Scaling Helpers in AWS EC2

Overview

This topic explains the mechanics involved in scaling cloud helpers automatically using Autoscaling Groups, for Incredibuild for Windows and Incredibuild for Linux. The process involves these steps:

  1. Create Security Groups

  2. Select or create a Helper AMI

  3. Create a Helper Startup Script (one or more)

  4. Create a Launch Template (one or more)

  5. Create an Autoscaling Group (one or more)

Because of the way autoscaling works, you will need to have a single Helper machine alive in the VPC at all times. The Autoscaling Group spins up machines based on the load on the entire group, so one machine needs to be available as a bootstrap.

Requirements

To use autoscaling you must have:

  • An EC2 account, with enough permissions (see Permissions Required later).

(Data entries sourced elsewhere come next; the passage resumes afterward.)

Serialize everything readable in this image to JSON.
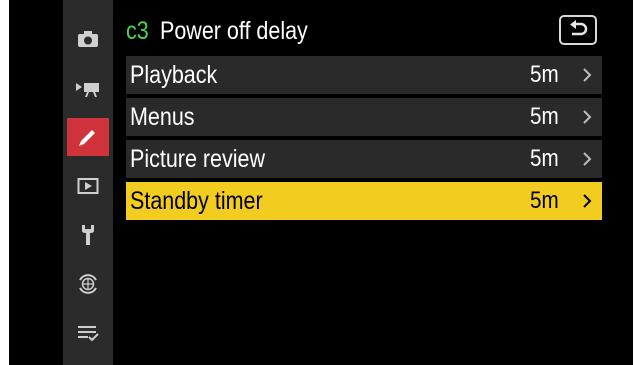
{
  "header": {
    "code": "c3",
    "title": "Power off delay",
    "back_icon": "return-arrow-icon"
  },
  "sidebar": {
    "items": [
      {
        "name": "photo-shooting-menu",
        "icon": "camera-icon",
        "active": false
      },
      {
        "name": "video-recording-menu",
        "icon": "movie-camera-icon",
        "active": false
      },
      {
        "name": "custom-settings-menu",
        "icon": "pencil-icon",
        "active": true
      },
      {
        "name": "playback-menu",
        "icon": "playback-icon",
        "active": false
      },
      {
        "name": "setup-menu",
        "icon": "wrench-icon",
        "active": false
      },
      {
        "name": "network-menu",
        "icon": "network-globe-icon",
        "active": false
      },
      {
        "name": "my-menu",
        "icon": "my-menu-checklist-icon",
        "active": false
      }
    ]
  },
  "rows": [
    {
      "label": "Playback",
      "value": "5m",
      "selected": false
    },
    {
      "label": "Menus",
      "value": "5m",
      "selected": false
    },
    {
      "label": "Picture review",
      "value": "5m",
      "selected": false
    },
    {
      "label": "Standby timer",
      "value": "5m",
      "selected": true
    }
  ],
  "colors": {
    "accent_code": "#49d64e",
    "selected_row": "#f2cc1e",
    "active_tab": "#d0333b",
    "row_bg": "#2a2a2a",
    "sidebar_bg": "#2b2b2b"
  }
}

  • Access between your Coordinator and Initiators to the VPC where the helpers will run, over all relevant TCP ports (see System Requirements)

  • If your environment is hybrid, see specific network requirements in Hybrid Environment Considerations.

It is assumed that:

  • You have a working Incredibuild environment, either on-prem or in your VPC.

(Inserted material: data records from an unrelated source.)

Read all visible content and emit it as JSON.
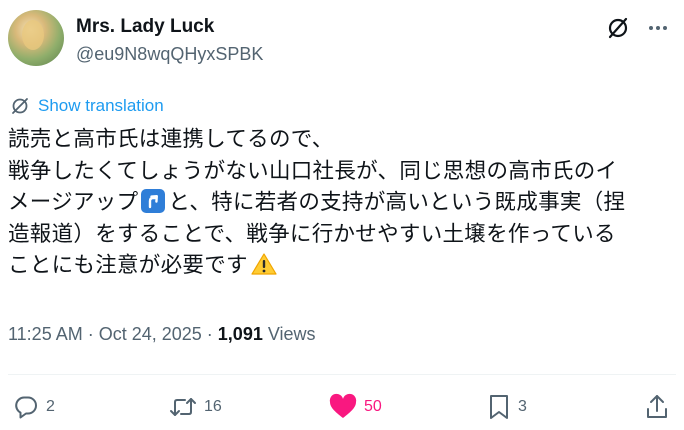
{
  "author": {
    "name": "Mrs. Lady Luck",
    "handle": "@eu9N8wqQHyxSPBK"
  },
  "icons": {
    "avatar": "profile-avatar",
    "grok": "grok-slash-icon",
    "more": "more-dots-icon",
    "translate": "translate-globe-icon",
    "reply": "reply-bubble-icon",
    "repost": "repost-arrows-icon",
    "like": "heart-filled-icon",
    "bookmark": "bookmark-icon",
    "share": "share-upload-icon"
  },
  "translate_label": "Show translation",
  "tweet": {
    "line1": "読売と高市氏は連携してるので、",
    "line2": "戦争したくてしょうがない山口社長が、同じ思想の高市氏のイ",
    "line3a": "メージアップ",
    "line3b": "と、特に若者の支持が高いという既成事実（捏",
    "line4": "造報道）をすることで、戦争に行かせやすい土壌を作っている",
    "line5": "ことにも注意が必要です"
  },
  "meta": {
    "time": "11:25 AM",
    "separator1": " · ",
    "date": "Oct 24, 2025",
    "separator2": " · ",
    "views_count": "1,091",
    "views_label": " Views"
  },
  "actions": {
    "replies": "2",
    "reposts": "16",
    "likes": "50",
    "bookmarks": "3"
  },
  "colors": {
    "accent": "#1d9bf0",
    "like": "#f91880",
    "muted": "#536471",
    "text": "#0f1419"
  }
}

  • You have a network connection between your Coordinator and Initiators to/from your VPC.

  • You are experienced with Incredibuild technology.

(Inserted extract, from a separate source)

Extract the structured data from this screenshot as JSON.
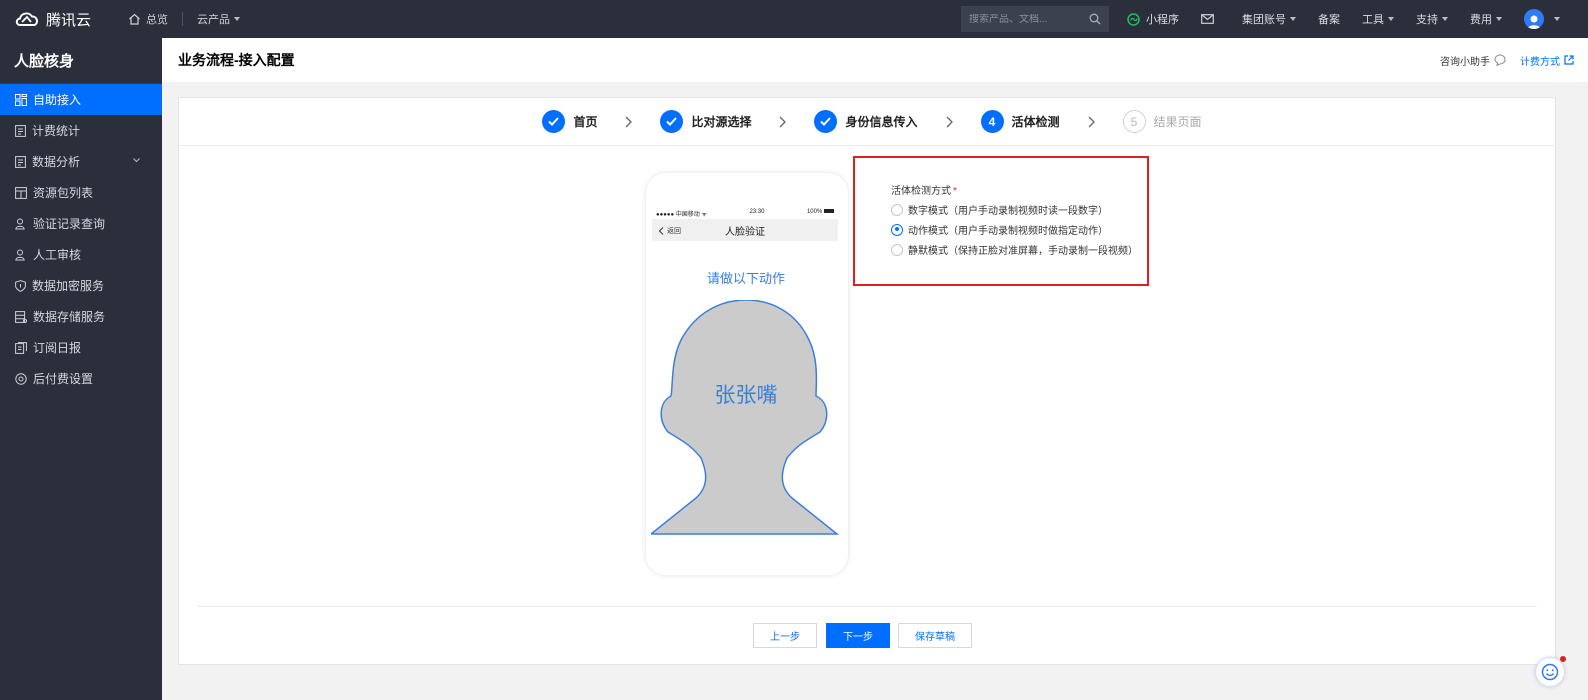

  • You are well versed in managing Amazon EC2 instances.

Step 1: Create Security Groups

The Helper you spin up needs to allow incoming traffic from the Coordinator and Initiators.

The command below creates a dedicated Security Group which allows access to the necessary ports. You can remove RDP (3389), SSH (22) and ICMP if the environment is operational.

Incredibuild for Windows

Use the following command:

Copy
VPC="vpc-a5ac07cc" 

JSON=$(aws ec2 create-security-group --group-name "HelperSecGrp" \ 
       --description "Security Group for Cloud Helpers" \ 
       --vpc-id $VPC) 
echo $JSON 
SEC=$(jq -r .GroupId <<< $JSON) 
aws ec2 authorize-security-group-ingress \ 
  --group-id $SEC \ 
  --ip-permissions \ 
    '{"FromPort":31105,"IpProtocol":"tcp","ToPort":31105,"IpRanges":[{"CidrIp":"0.0.0.0/0"}]}' \ 
    '{"FromPort":31106,"IpProtocol":"tcp","ToPort":31170,"IpRanges":[{"CidrIp":"0.0.0.0/0"}]}' \ 
    '{"FromPort": 3389,"IpProtocol":"tcp","ToPort": 3389,"IpRanges":[{"CidrIp":"0.0.0.0/0"}]}' \ 
    '{"FromPort":   22,"IpProtocol":"tcp","ToPort":   22,"IpRanges":[{"CidrIp":"0.0.0.0/0"}]}' \ 
    '{"FromPort":-1,"IpProtocol":"icmp","ToPort":-1,"IpRanges":[{"CidrIp":"0.0.0.0/0"}]}'  

Incredibuild for Linux

Use the following command:

Copy
VPC="vpc-a5ac07cc"  

JSON=$(aws ec2 create-security-group --group-name "HelperSecGrp" \ 
       --description "Security Group for Cloud Helpers" \ 
       --vpc-id $VPC) 
echo $JSON 
SEC=$(jq -r .GroupId <<< $JSON) 
aws ec2 authorize-security-group-ingress \ 
  --group-id $SEC \ 
  --ip-permissions \ 
    '{"FromPort":2088,"IpProtocol":"tcp","ToPort":2088,"IpRanges":[{"CidrIp":"0.0.0.0/0"}]}' \ 
    '{"FromPort":2089,"IpProtocol":"tcp","ToPort":2089,"IpRanges":[{"CidrIp":"0.0.0.0/0"}]}' \ 
    '{"FromPort":3389,"IpProtocol":"tcp","ToPort":3389,"IpRanges":[{"CidrIp":"0.0.0.0/0"}]}' \ 
    '{"FromPort":  22,"IpProtocol":"tcp","ToPort":  22,"IpRanges":[{"CidrIp":"0.0.0.0/0"}]}' \ 
    '{"FromPort":-1,"IpProtocol":"icmp","ToPort":-1,"IpRanges":[{"CidrIp":"0.0.0.0/0"}]}'

Step 2: Select or Create a Helper AMI

Incredibuild for Windows using Windows-based Helpers

Use the Windows Server 2022 Base AMI for new instances (amazon/Windows_Server-2022-English-Full-Base-2024.10.09).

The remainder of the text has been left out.